The big news is that my wife and I separated last January and divorced in August. I now have heart disease. However, I’m in no position to suggest, with due fairness, that she “broke my heart” in a physical sense. Cheeseburgers broke my heart, God love ‘em. ([2. Over the summer I was having some occasional chest pain and numbness in my left arm during periods of extreme physical exertion, and figured I should have it checked out. That’s how I discovered I have an 80 percent blockage in my main coronary artery. I’m not even a candidate for a stent due to the location of the blockage, near an arterial junction. I’ve had to radically change my diet to reduce fat intake, and I also take statin medication. Fortunately, I feel healthy, continue to exercise six or seven days a week, and believe my cardiovascular fitness is improving.])

Spring brought me back to the water. I nearly drowned in 2012 on a solo kayak-trip-slash-vision-quest, then concluded “this is the life for me!” by becoming a Maine Guide and leading kayak tours all summer.

Now I’m writing a book. I was tempted to write a fantasy novel, but no, of course, the book is about me and my own life. Because no one else can witness this for me. Some part of me considers it my mission. Another part fears dimly that when I finish it, I’ll die! Another part, the part that wants to live a normal life, says “spit it out and move on.”


Has a day gone by, of those thousand, in which I did not consider my prognosis? That this cancer is supposed to kill me? That it was supposed to have killed me already?

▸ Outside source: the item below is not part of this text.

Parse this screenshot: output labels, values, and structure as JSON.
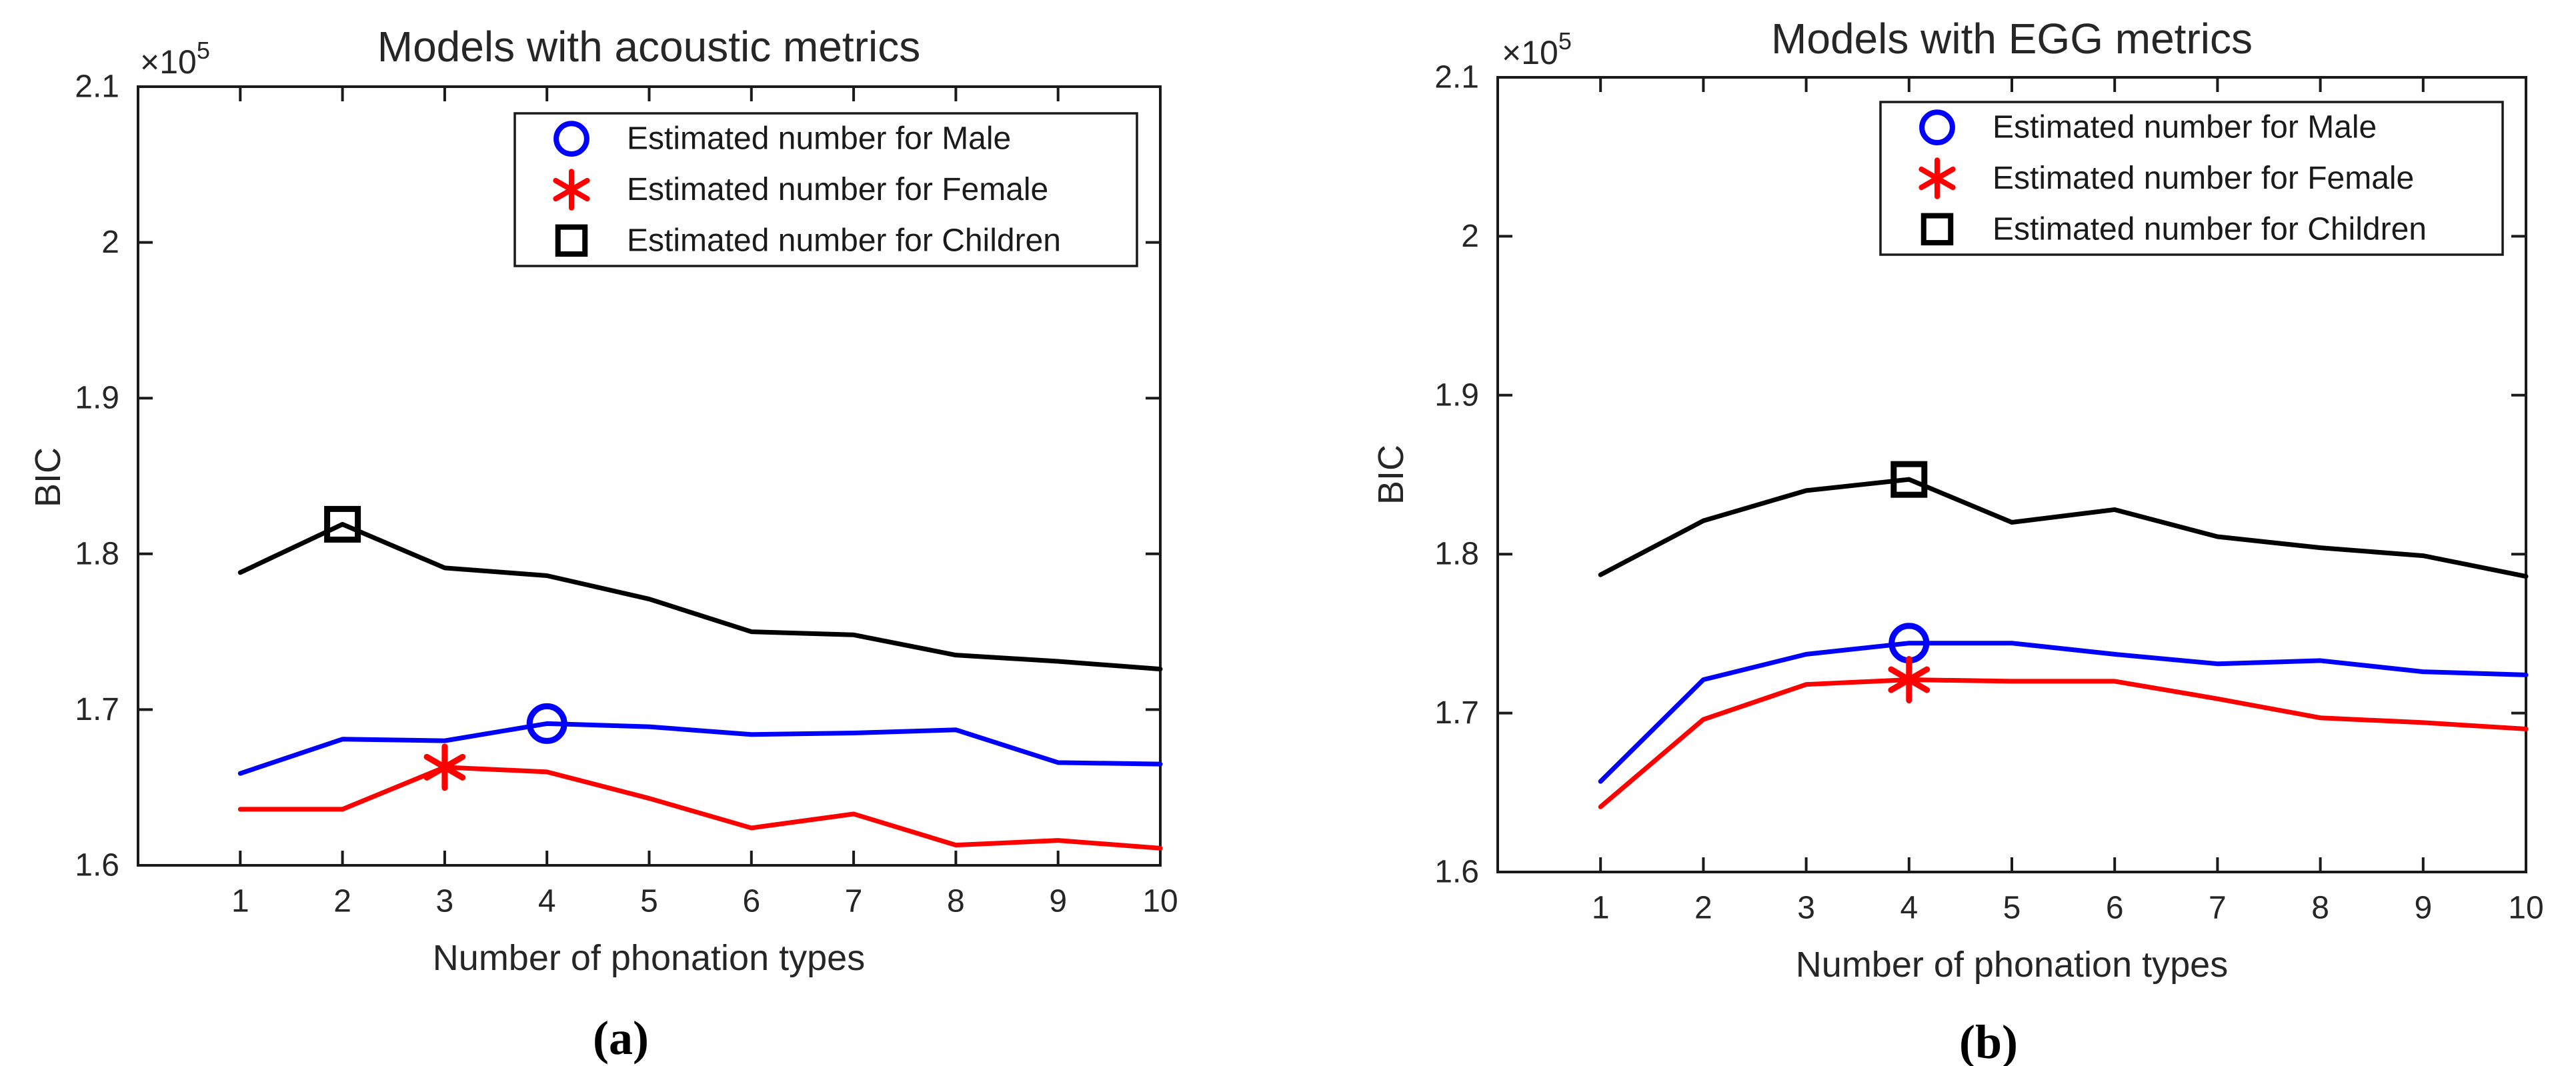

No. But close. Many days, surely, include an idle pondering of fates: those avoided and those endured, those to reach for and those that reach for me. Most days touch the subject second-hand, in the way that uncertainty blurs my vision of the future. And yet, therein the gift: wondrous, miraculous uncertainty.

They are reminders to live today today. Touch it, taste it, let it free. Sometimes I want to go back and capture the novelty and innocence of the old days, surely to savor with hard-won wisdom. But ain’t there a boy there lookin’ at me funny, frightened by the stain of urgency on my face?

Ain’t I the boy again today, son of tomorrow? Yes. Isn’t it time to pardon all your yesterdays? Yes. Isn’t it time to forgive yourself for living? Yes. You’ve got to love your life, your one and only life. Love even the failures, the trauma, the embarrassments. Cherish these, your own and only days.

Wouldn’t you, in your final moments, for the prize of being new again, at the price of being naive, want to live it all over again? Is there any difference between that reckoning and the life each one of us lives today? Is this, in fact, that memory, that second chance, that thousandth chance to love your life?